En somme, rien de plus logique : Macron méprise les Français ? Eh bien, ils lui rendent la pareille. Un prêté pour un rendu. Oui, à l'adresse de celui qui...

1) estime qu'il n’y a pas de limites,

2) éprouve un sentiment d’omnipotence,

3) fait preuve d'un narcissisme aigu.

En résumé, un véritable camouflet : le peuple l'ignore, et s'organise. Et tout ça en direct et sous l'œil des caméras du monde entier. Un vrai bonheur.

— * N.B. : la sagacité du lecteur lui aura permis de noter que nous avons bien écrit le peuple et non son peuple. —

Il va sans dire qu'un tel comportement des GJ en France aurait donné des idées ici ou là. Nous pensons notament aux pays de l'Amérique latine : Argentine, Bolivie, Chili... mais plus près de nous également à l'Algérie. Entre autres...

Au lieu de cela, non seulement nous ne fîmes pas montre d'une grande originalité, c'est le moins que l'on puisse dire (notamment lors du Grand débat)*, mais nous en sommes un an après (= fin 2019) à suivre les syndicats dans leurs propres manifestations, ce qui est un comble. Ou, pour le dire autrement, c'est le monde à l'envers. Nous développerons ce point dans la prochaine partie.

— * S'agissant du Grand débat, mon propre groupe de GJ a voulu jouer le jeu. Mais aurait-il été le seul en France dans ce cas ?
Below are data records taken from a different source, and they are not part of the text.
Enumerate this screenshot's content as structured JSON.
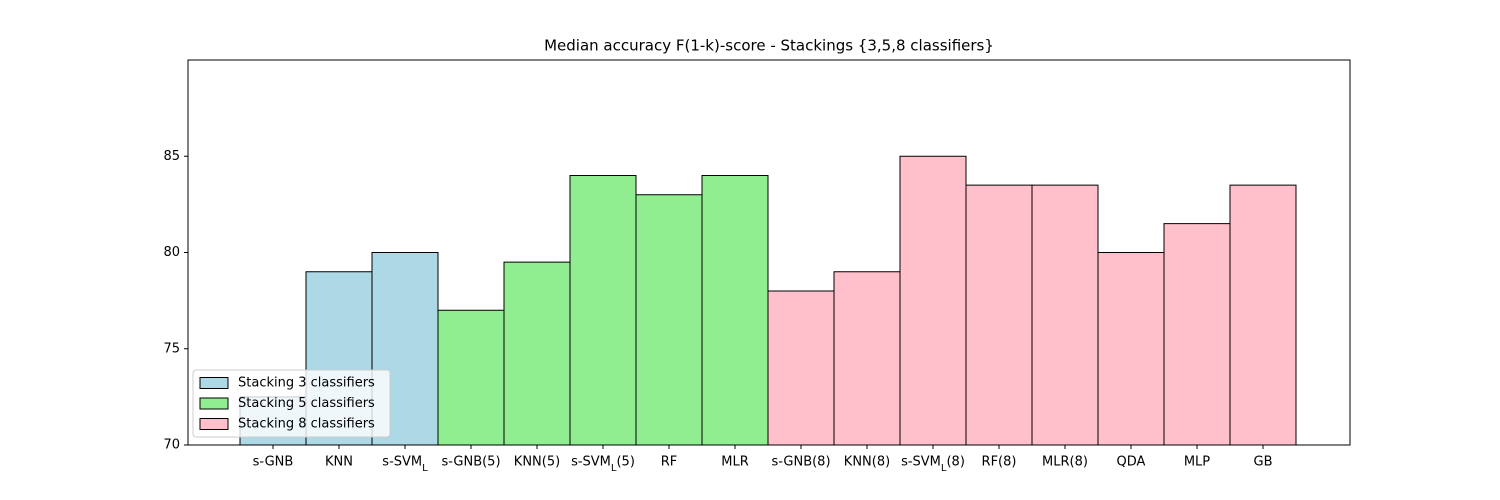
{
  "chart_data": {
    "type": "bar",
    "title": "Median accuracy F(1-k)-score - Stackings {3,5,8 classifiers}",
    "categories": [
      "s-GNB",
      "KNN",
      "s-SVM_L",
      "s-GNB(5)",
      "KNN(5)",
      "s-SVM_L(5)",
      "RF",
      "MLR",
      "s-GNB(8)",
      "KNN(8)",
      "s-SVM_L(8)",
      "RF(8)",
      "MLR(8)",
      "QDA",
      "MLP",
      "GB"
    ],
    "series": [
      {
        "name": "Stacking 3 classifiers",
        "color": "#add8e6",
        "values": [
          72.5,
          79,
          80,
          null,
          null,
          null,
          null,
          null,
          null,
          null,
          null,
          null,
          null,
          null,
          null,
          null
        ]
      },
      {
        "name": "Stacking 5 classifiers",
        "color": "#90ee90",
        "values": [
          null,
          null,
          null,
          77,
          79.5,
          84,
          83,
          84,
          null,
          null,
          null,
          null,
          null,
          null,
          null,
          null
        ]
      },
      {
        "name": "Stacking 8 classifiers",
        "color": "#ffc0cb",
        "values": [
          null,
          null,
          null,
          null,
          null,
          null,
          null,
          null,
          78,
          79,
          85,
          83.5,
          83.5,
          80,
          81.5,
          83.5
        ]
      }
    ],
    "ylim": [
      70,
      90
    ],
    "yticks": [
      70,
      75,
      80,
      85
    ],
    "legend": "lower left"
  }
}
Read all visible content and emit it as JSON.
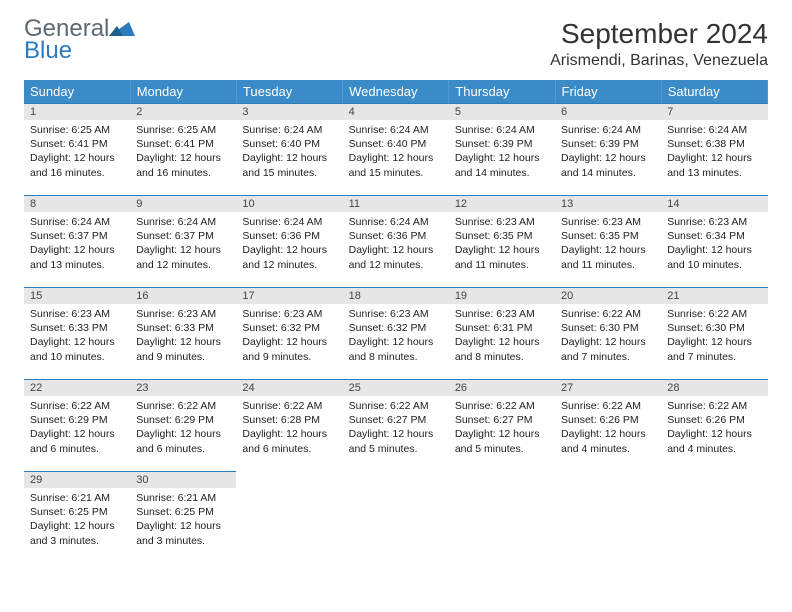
{
  "brand": {
    "general": "General",
    "blue": "Blue"
  },
  "header": {
    "title": "September 2024",
    "location": "Arismendi, Barinas, Venezuela"
  },
  "weekdays": [
    "Sunday",
    "Monday",
    "Tuesday",
    "Wednesday",
    "Thursday",
    "Friday",
    "Saturday"
  ],
  "colors": {
    "header_bg": "#3b8bc9",
    "header_fg": "#ffffff",
    "daynum_bg": "#e6e6e6",
    "border_accent": "#2b7bbd"
  },
  "days": [
    {
      "n": "1",
      "sr": "6:25 AM",
      "ss": "6:41 PM",
      "dl": "12 hours and 16 minutes."
    },
    {
      "n": "2",
      "sr": "6:25 AM",
      "ss": "6:41 PM",
      "dl": "12 hours and 16 minutes."
    },
    {
      "n": "3",
      "sr": "6:24 AM",
      "ss": "6:40 PM",
      "dl": "12 hours and 15 minutes."
    },
    {
      "n": "4",
      "sr": "6:24 AM",
      "ss": "6:40 PM",
      "dl": "12 hours and 15 minutes."
    },
    {
      "n": "5",
      "sr": "6:24 AM",
      "ss": "6:39 PM",
      "dl": "12 hours and 14 minutes."
    },
    {
      "n": "6",
      "sr": "6:24 AM",
      "ss": "6:39 PM",
      "dl": "12 hours and 14 minutes."
    },
    {
      "n": "7",
      "sr": "6:24 AM",
      "ss": "6:38 PM",
      "dl": "12 hours and 13 minutes."
    },
    {
      "n": "8",
      "sr": "6:24 AM",
      "ss": "6:37 PM",
      "dl": "12 hours and 13 minutes."
    },
    {
      "n": "9",
      "sr": "6:24 AM",
      "ss": "6:37 PM",
      "dl": "12 hours and 12 minutes."
    },
    {
      "n": "10",
      "sr": "6:24 AM",
      "ss": "6:36 PM",
      "dl": "12 hours and 12 minutes."
    },
    {
      "n": "11",
      "sr": "6:24 AM",
      "ss": "6:36 PM",
      "dl": "12 hours and 12 minutes."
    },
    {
      "n": "12",
      "sr": "6:23 AM",
      "ss": "6:35 PM",
      "dl": "12 hours and 11 minutes."
    },
    {
      "n": "13",
      "sr": "6:23 AM",
      "ss": "6:35 PM",
      "dl": "12 hours and 11 minutes."
    },
    {
      "n": "14",
      "sr": "6:23 AM",
      "ss": "6:34 PM",
      "dl": "12 hours and 10 minutes."
    },
    {
      "n": "15",
      "sr": "6:23 AM",
      "ss": "6:33 PM",
      "dl": "12 hours and 10 minutes."
    },
    {
      "n": "16",
      "sr": "6:23 AM",
      "ss": "6:33 PM",
      "dl": "12 hours and 9 minutes."
    },
    {
      "n": "17",
      "sr": "6:23 AM",
      "ss": "6:32 PM",
      "dl": "12 hours and 9 minutes."
    },
    {
      "n": "18",
      "sr": "6:23 AM",
      "ss": "6:32 PM",
      "dl": "12 hours and 8 minutes."
    },
    {
      "n": "19",
      "sr": "6:23 AM",
      "ss": "6:31 PM",
      "dl": "12 hours and 8 minutes."
    },
    {
      "n": "20",
      "sr": "6:22 AM",
      "ss": "6:30 PM",
      "dl": "12 hours and 7 minutes."
    },
    {
      "n": "21",
      "sr": "6:22 AM",
      "ss": "6:30 PM",
      "dl": "12 hours and 7 minutes."
    },
    {
      "n": "22",
      "sr": "6:22 AM",
      "ss": "6:29 PM",
      "dl": "12 hours and 6 minutes."
    },
    {
      "n": "23",
      "sr": "6:22 AM",
      "ss": "6:29 PM",
      "dl": "12 hours and 6 minutes."
    },
    {
      "n": "24",
      "sr": "6:22 AM",
      "ss": "6:28 PM",
      "dl": "12 hours and 6 minutes."
    },
    {
      "n": "25",
      "sr": "6:22 AM",
      "ss": "6:27 PM",
      "dl": "12 hours and 5 minutes."
    },
    {
      "n": "26",
      "sr": "6:22 AM",
      "ss": "6:27 PM",
      "dl": "12 hours and 5 minutes."
    },
    {
      "n": "27",
      "sr": "6:22 AM",
      "ss": "6:26 PM",
      "dl": "12 hours and 4 minutes."
    },
    {
      "n": "28",
      "sr": "6:22 AM",
      "ss": "6:26 PM",
      "dl": "12 hours and 4 minutes."
    },
    {
      "n": "29",
      "sr": "6:21 AM",
      "ss": "6:25 PM",
      "dl": "12 hours and 3 minutes."
    },
    {
      "n": "30",
      "sr": "6:21 AM",
      "ss": "6:25 PM",
      "dl": "12 hours and 3 minutes."
    }
  ],
  "labels": {
    "sunrise": "Sunrise:",
    "sunset": "Sunset:",
    "daylight": "Daylight:"
  }
}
Oui, des lettres recommandées avec AR ont été adressées à la préfecture du département, avec diverses doléances. (Soupirs). —

C'est dénoncer la supercherie que nous aurions dû faire. Oui, ici et là sur la Place du marché, informer, encore et toujours nos compatriotes. Et nous ne le dirons jamais assez : la dynamique était encore forte. Et favorable.

Au lieu de cela, nous nous laissâmes embarquer dans cette préparation des élections européennes, au cours desquelles, et comme d'habitude, ce fut à qui en rajouterait le plus sur la fameuse « autre Europe » que tel ou tel (sauf un !) se promettait de mettre en place une fois élu... (Essayons de conserver notre calme...)

De la nécessité d'une prise de conscience politique...

Ce qu'il fallait et qu'il faut bien comprendre, c'est que l'enjeu majeur et qu'il convient de préparer illico presto, c'est l'élection présidentielle de 2022.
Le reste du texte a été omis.